As Simon Winder writes in The New York Times,
At the heart of Europe’s confused response to the refugee crisis is a feeling, largely unexpressed but still quite palpable, that these desperate, robbed, half-starving Syrians are in some way a contaminant, that to allow them in will result in Europe’s getting something horrible and staining on its fingers…This is not just knee-jerk racism. It is very important to Europeans to see themselves as living in a lucky citadel of rationality, a managerial environment based around consumer choice…The world outside consists of inauthentic migrant states (the United States), dictatorships and poverty.
Of course, many in America who are not as close at the moment to the upheavals underway have much the same attitude.
The horrors of September 11, 2001 reminded us for a brief while that America is no longer a tranquil island in a hurricane-riven ocean of humanity. But the subsequent military pushback is now instinctively invoked as the primal sin from which the demon seed of today’s seemingly endless conflict has sprung.
That is a convenient explanation, especially for our morally smug generation. But it is no more than a comforting self-deception.

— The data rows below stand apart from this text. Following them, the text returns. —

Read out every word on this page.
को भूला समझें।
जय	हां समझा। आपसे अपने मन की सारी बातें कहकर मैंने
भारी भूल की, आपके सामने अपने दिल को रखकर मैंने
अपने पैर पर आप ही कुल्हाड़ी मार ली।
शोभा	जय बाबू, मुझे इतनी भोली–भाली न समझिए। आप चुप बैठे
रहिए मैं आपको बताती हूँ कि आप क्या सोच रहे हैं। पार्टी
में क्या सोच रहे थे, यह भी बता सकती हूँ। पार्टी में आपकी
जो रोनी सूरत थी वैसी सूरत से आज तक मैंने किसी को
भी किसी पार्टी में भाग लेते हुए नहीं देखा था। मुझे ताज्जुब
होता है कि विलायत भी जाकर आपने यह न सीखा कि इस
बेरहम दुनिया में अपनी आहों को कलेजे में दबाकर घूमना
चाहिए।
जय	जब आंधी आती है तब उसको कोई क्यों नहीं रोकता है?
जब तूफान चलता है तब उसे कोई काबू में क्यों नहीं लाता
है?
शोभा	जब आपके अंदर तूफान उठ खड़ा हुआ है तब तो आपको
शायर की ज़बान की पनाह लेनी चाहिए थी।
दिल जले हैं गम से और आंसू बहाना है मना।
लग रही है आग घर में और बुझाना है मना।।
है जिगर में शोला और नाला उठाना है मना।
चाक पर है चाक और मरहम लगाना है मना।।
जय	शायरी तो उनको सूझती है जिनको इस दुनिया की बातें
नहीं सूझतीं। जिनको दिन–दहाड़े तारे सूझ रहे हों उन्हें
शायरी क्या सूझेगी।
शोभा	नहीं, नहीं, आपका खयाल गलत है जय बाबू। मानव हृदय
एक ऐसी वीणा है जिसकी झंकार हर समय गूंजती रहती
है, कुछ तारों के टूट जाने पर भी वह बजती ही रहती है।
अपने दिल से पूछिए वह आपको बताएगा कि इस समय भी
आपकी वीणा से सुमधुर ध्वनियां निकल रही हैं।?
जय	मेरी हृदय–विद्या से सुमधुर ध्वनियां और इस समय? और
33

It is becoming more and more obvious that refusal to become involved militarily can have equally noxious consequences, as the clueless Western emperor Honorius learned the hard way in 410 CE. We are in a time when all the conventional wisdom about how best to “manage” the turmoil everywhere around us is exploding like Roman candles in a dark, empty sky.
Like the ancient Romans, astounded by the sack of their city, we can muster all our cherished political resentments and scapegoats on both the right and the left to convince ourselves that what was inexorable could somehow by avoided. We rely on what we consider the “correct” policies, or strategems of administration (what organizational theorists, taking a cue from Max Weber, term “managerial rationality”), rather than the powerful yet covert purposes of the living God, which only the eye of faith can discern.
The shocking truth may be that no policy, even the most well thought out, is workable at this point. We are left at one level to the vagaries of the wind and waves. But at another more profound level we are called to crazy acts of confidence and courage in the higher, opaque “rationality” of the will of the One who is ultimately in control of all history for all time.
Augustine recognized this dichotomy when he wrote his City of God in defense of Christians against the charge of the pagans that by abandoning the gods of their ancestors they had opened the floodgates. Today we hear similar charges that we have to undergo our woes because we have abandoned the gods of the secular, liberal Enlightenment.
As Augustine writes in City of God, “what could be more hapless than a man controlled by his own creations? It is surely easier for a man to cease to be a man by worshiping man-made gods than for idols to become divine by being adored.”
The new Völkerwanderung brings to naught the idols of Western secularism. We have little choice but to stand down in the hope that Someone is wiser than us.